Pinguecula and pterygium 06/04/2013
Pinguecula is a yellowy-white stain or protuberance on the conjunctiva, commonly located at the inner part of the eye closest to the nose. It is a change in the normal tissue resulting in a deposit of protein, fat and/or calcium.
This is a degenerative lesion of the conjunctiva which appears as a consequence of exposure to ultraviolet light but is also related to other harmful elements such as welding and eye inflammation and irritation. The stains or protuberances can gradually grow in size over a prolonged period of time.
Medical treatment is limited to using lubricating therapy to relieve the eye's irritation. It's important to protect oneself from solar radiation.
Surgery is only recommended for this disorder when the stain or protuberance represents an aesthetic problem or, rarely, when the cornea is inflamed or when the injury interferes with the use of contact lenses.

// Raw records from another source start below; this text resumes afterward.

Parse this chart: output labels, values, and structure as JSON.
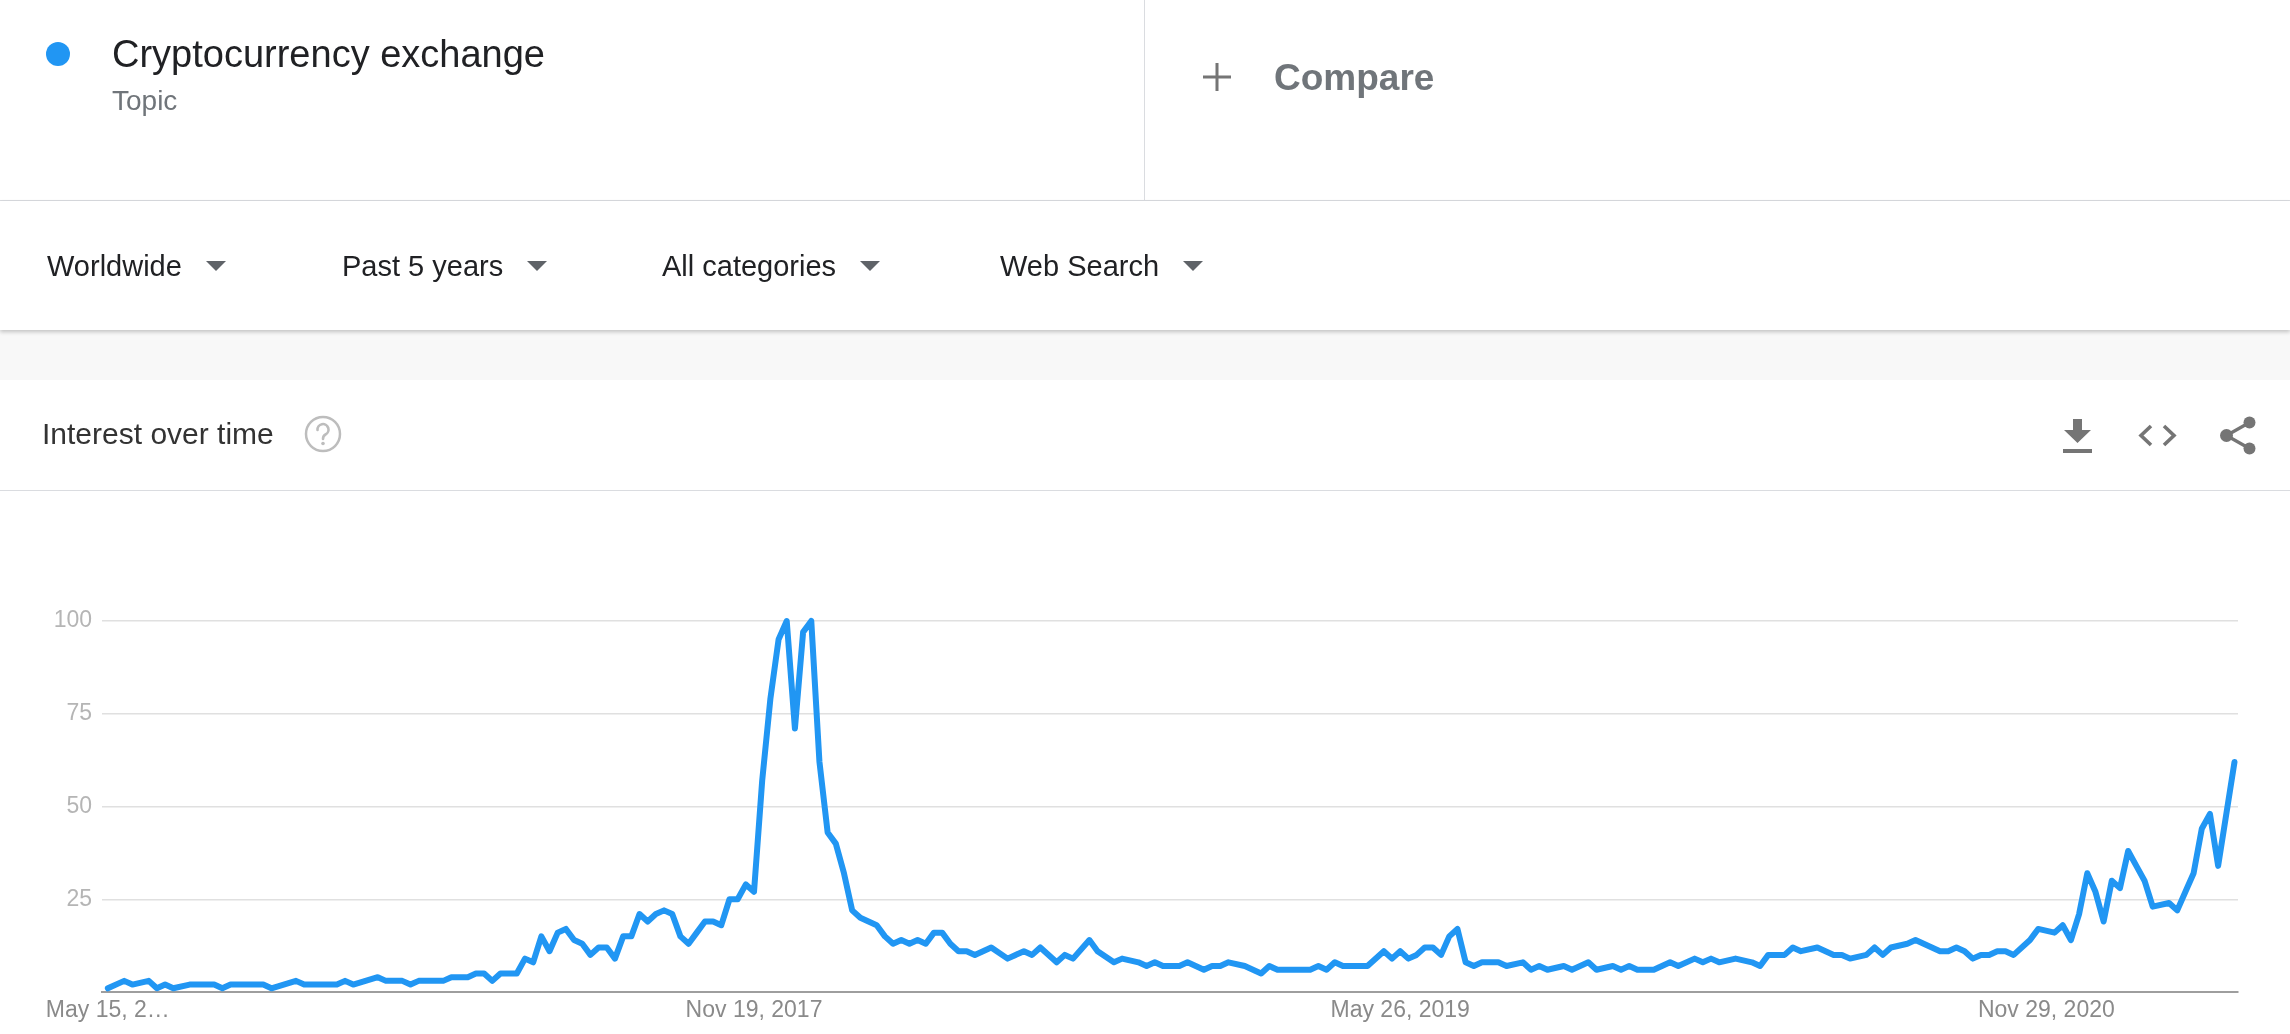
{
  "chart_data": {
    "type": "line",
    "title": "Interest over time",
    "legend": "top left",
    "annotations": [
      "Topic",
      "Compare",
      "Worldwide",
      "Past 5 years",
      "All categories",
      "Web Search"
    ],
    "xlim": [
      "2016-05-10",
      "2021-05-12"
    ],
    "xticks": [
      {
        "value": "2016-05-15",
        "label": "May 15, 2…"
      },
      {
        "value": "2017-11-19",
        "label": "Nov 19, 2017"
      },
      {
        "value": "2019-05-26",
        "label": "May 26, 2019"
      },
      {
        "value": "2020-11-29",
        "label": "Nov 29, 2020"
      }
    ],
    "ylim": [
      0,
      100
    ],
    "yticks": [
      {
        "value": 0,
        "label": null
      },
      25,
      50,
      75,
      100
    ],
    "grid": "y",
    "series": [
      {
        "name": "Cryptocurrency exchange",
        "color": "#2196f3",
        "x": [
          "2016-05-15",
          "2016-05-29",
          "2016-06-05",
          "2016-06-19",
          "2016-06-26",
          "2016-07-03",
          "2016-07-10",
          "2016-07-24",
          "2016-08-14",
          "2016-08-21",
          "2016-08-28",
          "2016-09-25",
          "2016-10-02",
          "2016-10-23",
          "2016-10-30",
          "2016-11-27",
          "2016-12-04",
          "2016-12-11",
          "2017-01-01",
          "2017-01-08",
          "2017-01-22",
          "2017-01-29",
          "2017-02-05",
          "2017-02-26",
          "2017-03-05",
          "2017-03-19",
          "2017-03-26",
          "2017-04-02",
          "2017-04-09",
          "2017-04-16",
          "2017-04-30",
          "2017-05-07",
          "2017-05-14",
          "2017-05-21",
          "2017-05-28",
          "2017-06-04",
          "2017-06-11",
          "2017-06-18",
          "2017-06-25",
          "2017-07-02",
          "2017-07-09",
          "2017-07-16",
          "2017-07-23",
          "2017-07-30",
          "2017-08-06",
          "2017-08-13",
          "2017-08-20",
          "2017-08-27",
          "2017-09-03",
          "2017-09-10",
          "2017-09-17",
          "2017-09-24",
          "2017-10-01",
          "2017-10-08",
          "2017-10-15",
          "2017-10-22",
          "2017-10-29",
          "2017-11-05",
          "2017-11-12",
          "2017-11-19",
          "2017-11-26",
          "2017-12-03",
          "2017-12-10",
          "2017-12-17",
          "2017-12-24",
          "2017-12-31",
          "2018-01-07",
          "2018-01-14",
          "2018-01-21",
          "2018-01-28",
          "2018-02-04",
          "2018-02-11",
          "2018-02-18",
          "2018-03-04",
          "2018-03-11",
          "2018-03-18",
          "2018-03-25",
          "2018-04-01",
          "2018-04-08",
          "2018-04-15",
          "2018-04-22",
          "2018-04-29",
          "2018-05-06",
          "2018-05-13",
          "2018-05-20",
          "2018-05-27",
          "2018-06-10",
          "2018-06-24",
          "2018-07-08",
          "2018-07-15",
          "2018-07-22",
          "2018-08-05",
          "2018-08-12",
          "2018-08-19",
          "2018-09-02",
          "2018-09-09",
          "2018-09-23",
          "2018-09-30",
          "2018-10-14",
          "2018-10-21",
          "2018-10-28",
          "2018-11-04",
          "2018-11-18",
          "2018-11-25",
          "2018-12-09",
          "2018-12-16",
          "2018-12-23",
          "2018-12-30",
          "2019-01-13",
          "2019-01-27",
          "2019-02-03",
          "2019-02-10",
          "2019-03-10",
          "2019-03-17",
          "2019-03-24",
          "2019-03-31",
          "2019-04-07",
          "2019-04-28",
          "2019-05-12",
          "2019-05-19",
          "2019-05-26",
          "2019-06-02",
          "2019-06-09",
          "2019-06-16",
          "2019-06-23",
          "2019-06-30",
          "2019-07-07",
          "2019-07-14",
          "2019-07-21",
          "2019-07-28",
          "2019-08-04",
          "2019-08-18",
          "2019-08-25",
          "2019-09-08",
          "2019-09-15",
          "2019-09-22",
          "2019-09-29",
          "2019-10-13",
          "2019-10-20",
          "2019-11-03",
          "2019-11-10",
          "2019-11-24",
          "2019-12-01",
          "2019-12-08",
          "2019-12-15",
          "2019-12-29",
          "2020-01-12",
          "2020-01-19",
          "2020-02-02",
          "2020-02-09",
          "2020-02-16",
          "2020-02-23",
          "2020-03-08",
          "2020-03-22",
          "2020-03-29",
          "2020-04-05",
          "2020-04-19",
          "2020-04-26",
          "2020-05-03",
          "2020-05-17",
          "2020-05-31",
          "2020-06-07",
          "2020-06-14",
          "2020-06-28",
          "2020-07-05",
          "2020-07-12",
          "2020-07-19",
          "2020-08-02",
          "2020-08-09",
          "2020-08-16",
          "2020-08-30",
          "2020-09-06",
          "2020-09-13",
          "2020-09-20",
          "2020-09-27",
          "2020-10-04",
          "2020-10-11",
          "2020-10-18",
          "2020-10-25",
          "2020-11-01",
          "2020-11-15",
          "2020-11-22",
          "2020-12-06",
          "2020-12-13",
          "2020-12-20",
          "2020-12-27",
          "2021-01-03",
          "2021-01-10",
          "2021-01-17",
          "2021-01-24",
          "2021-01-31",
          "2021-02-07",
          "2021-02-14",
          "2021-02-21",
          "2021-02-28",
          "2021-03-14",
          "2021-03-21",
          "2021-03-28",
          "2021-04-04",
          "2021-04-11",
          "2021-04-18",
          "2021-04-25",
          "2021-05-09"
        ],
        "values": [
          1,
          3,
          2,
          3,
          1,
          2,
          1,
          2,
          2,
          1,
          2,
          2,
          1,
          3,
          2,
          2,
          3,
          2,
          4,
          3,
          3,
          2,
          3,
          3,
          4,
          4,
          5,
          5,
          3,
          5,
          5,
          9,
          8,
          15,
          11,
          16,
          17,
          14,
          13,
          10,
          12,
          12,
          9,
          15,
          15,
          21,
          19,
          21,
          22,
          21,
          15,
          13,
          16,
          19,
          19,
          18,
          25,
          25,
          29,
          27,
          57,
          79,
          95,
          100,
          71,
          97,
          100,
          62,
          43,
          40,
          32,
          22,
          20,
          18,
          15,
          13,
          14,
          13,
          14,
          13,
          16,
          16,
          13,
          11,
          11,
          10,
          12,
          9,
          11,
          10,
          12,
          8,
          10,
          9,
          14,
          11,
          8,
          9,
          8,
          7,
          8,
          7,
          7,
          8,
          6,
          7,
          7,
          8,
          7,
          5,
          7,
          6,
          6,
          7,
          6,
          8,
          7,
          7,
          11,
          9,
          11,
          9,
          10,
          12,
          12,
          10,
          15,
          17,
          8,
          7,
          8,
          8,
          7,
          8,
          6,
          7,
          6,
          7,
          6,
          8,
          6,
          7,
          6,
          7,
          6,
          6,
          8,
          7,
          9,
          8,
          9,
          8,
          9,
          8,
          7,
          10,
          10,
          12,
          11,
          12,
          10,
          10,
          9,
          10,
          12,
          10,
          12,
          13,
          14,
          13,
          11,
          11,
          12,
          11,
          9,
          10,
          10,
          11,
          11,
          10,
          14,
          17,
          16,
          18,
          14,
          21,
          32,
          27,
          19,
          30,
          28,
          38,
          34,
          30,
          23,
          24,
          22,
          27,
          32,
          44,
          48,
          34,
          62
        ]
      }
    ]
  }
}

Pterygium is the growth of fleshy tissue over the conjunctiva that can reach the cornea. This growth might stop and remain small or become large enough to interfere with vision.
The appearance of pterygium is closely correlated with exposure to ultraviolet rays although dryness, inflammation and exposure to wind, dust and other irritants can also be involved. It is almost always preceded by a case of pinguecula. The incidence of pterygium increases in regions located close to the equator.
Extraction of the pterygium is recommended when eyesight is threatened, when there is considerable irritation or for aesthetic reasons.
To avoid recurrence it is important to correctly hydrate the surface of the eye, protect it from the sun and other situations that might irritate it.